Neste processo, as emoções que aparecem em sessão (na interação com o terapeuta) podem e devem ser também produto de intervenção. Nesse sentido, não trabalhamos somente com o relato do que acontece, mas também com o que de fato acontece, aqui e agora. Esse, certamente, não é um trabalho fácil, pois estamos lidando com as emoções, pensamentos e comportamentos dos nossos pacientes da maneira mais crua e concreta possível, não haverá máscaras ou omissões de trechos (algo bastante comum quando relatamos algo).
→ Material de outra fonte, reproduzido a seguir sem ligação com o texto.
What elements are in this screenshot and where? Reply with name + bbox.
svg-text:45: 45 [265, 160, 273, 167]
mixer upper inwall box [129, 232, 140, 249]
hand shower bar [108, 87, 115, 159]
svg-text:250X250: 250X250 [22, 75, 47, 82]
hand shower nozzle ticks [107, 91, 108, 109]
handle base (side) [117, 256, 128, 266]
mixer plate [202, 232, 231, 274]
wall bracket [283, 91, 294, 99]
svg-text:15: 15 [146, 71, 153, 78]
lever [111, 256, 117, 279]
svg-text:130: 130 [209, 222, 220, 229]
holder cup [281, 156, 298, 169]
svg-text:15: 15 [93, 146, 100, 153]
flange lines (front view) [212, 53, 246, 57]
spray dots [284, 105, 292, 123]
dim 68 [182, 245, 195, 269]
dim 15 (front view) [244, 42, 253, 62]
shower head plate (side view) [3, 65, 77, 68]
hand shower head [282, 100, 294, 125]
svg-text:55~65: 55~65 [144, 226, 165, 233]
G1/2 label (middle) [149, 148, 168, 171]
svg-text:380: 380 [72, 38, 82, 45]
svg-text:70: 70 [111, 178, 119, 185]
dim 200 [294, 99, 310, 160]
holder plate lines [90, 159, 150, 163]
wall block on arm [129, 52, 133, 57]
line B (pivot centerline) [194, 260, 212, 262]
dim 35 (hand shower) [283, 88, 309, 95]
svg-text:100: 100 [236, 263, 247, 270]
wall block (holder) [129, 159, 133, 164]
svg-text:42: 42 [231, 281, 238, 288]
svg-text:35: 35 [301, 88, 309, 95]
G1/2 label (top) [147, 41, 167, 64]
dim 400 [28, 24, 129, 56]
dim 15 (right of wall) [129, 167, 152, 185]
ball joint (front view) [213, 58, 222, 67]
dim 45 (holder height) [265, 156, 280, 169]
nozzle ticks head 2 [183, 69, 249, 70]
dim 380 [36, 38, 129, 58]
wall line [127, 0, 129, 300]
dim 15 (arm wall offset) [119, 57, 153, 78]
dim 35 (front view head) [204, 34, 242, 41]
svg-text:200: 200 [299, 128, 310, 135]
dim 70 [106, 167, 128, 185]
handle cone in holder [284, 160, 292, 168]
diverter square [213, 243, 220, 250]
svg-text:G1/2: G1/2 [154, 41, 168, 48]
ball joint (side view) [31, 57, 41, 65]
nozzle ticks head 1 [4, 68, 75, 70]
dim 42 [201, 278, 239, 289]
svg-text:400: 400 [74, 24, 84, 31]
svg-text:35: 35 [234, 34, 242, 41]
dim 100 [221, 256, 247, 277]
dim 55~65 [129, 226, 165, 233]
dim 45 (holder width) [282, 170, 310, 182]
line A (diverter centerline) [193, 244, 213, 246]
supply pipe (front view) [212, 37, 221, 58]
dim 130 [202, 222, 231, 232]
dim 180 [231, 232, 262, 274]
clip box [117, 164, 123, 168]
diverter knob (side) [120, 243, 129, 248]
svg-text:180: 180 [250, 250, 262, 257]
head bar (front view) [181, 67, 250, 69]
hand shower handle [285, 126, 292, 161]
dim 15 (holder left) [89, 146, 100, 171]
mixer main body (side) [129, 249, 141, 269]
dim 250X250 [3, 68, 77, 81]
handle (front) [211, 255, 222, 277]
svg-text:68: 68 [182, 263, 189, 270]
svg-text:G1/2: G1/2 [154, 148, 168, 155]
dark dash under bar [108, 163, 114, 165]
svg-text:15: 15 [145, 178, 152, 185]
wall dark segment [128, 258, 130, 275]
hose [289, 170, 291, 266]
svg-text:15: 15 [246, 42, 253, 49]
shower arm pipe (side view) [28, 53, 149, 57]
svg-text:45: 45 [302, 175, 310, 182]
O terapeuta buscará construir com seu paciente uma vida que lhe seja significativa, de acordo com os valores descritos pelo próprio paciente, e um dos pilares para se seguir nesta direção será o enfraquecimento da esquiva experiencial, o que em primeiro momento tende a trazer desconforto ao paciente, pois o traz para o contato com aquilo que até então estava sendo evitado ou mascarado. Diante de uma relação terapêutica de intimidade, ela em si pode ser um contexto favorecedor para esse contato pois “viabiliza uma crescente vivência de reações emocionais fortes entre cliente e terapeuta” (Braga& Vandenbergue, 2006, pág. 311). Vale salientar que “para que o processo funcione, é inevitável que haja algum desconforto” (Gottieb, 2020, p. 140). Afinal, como seria possível efetivar mudanças sem dar passos contrários ao statuo quo utilizado até então?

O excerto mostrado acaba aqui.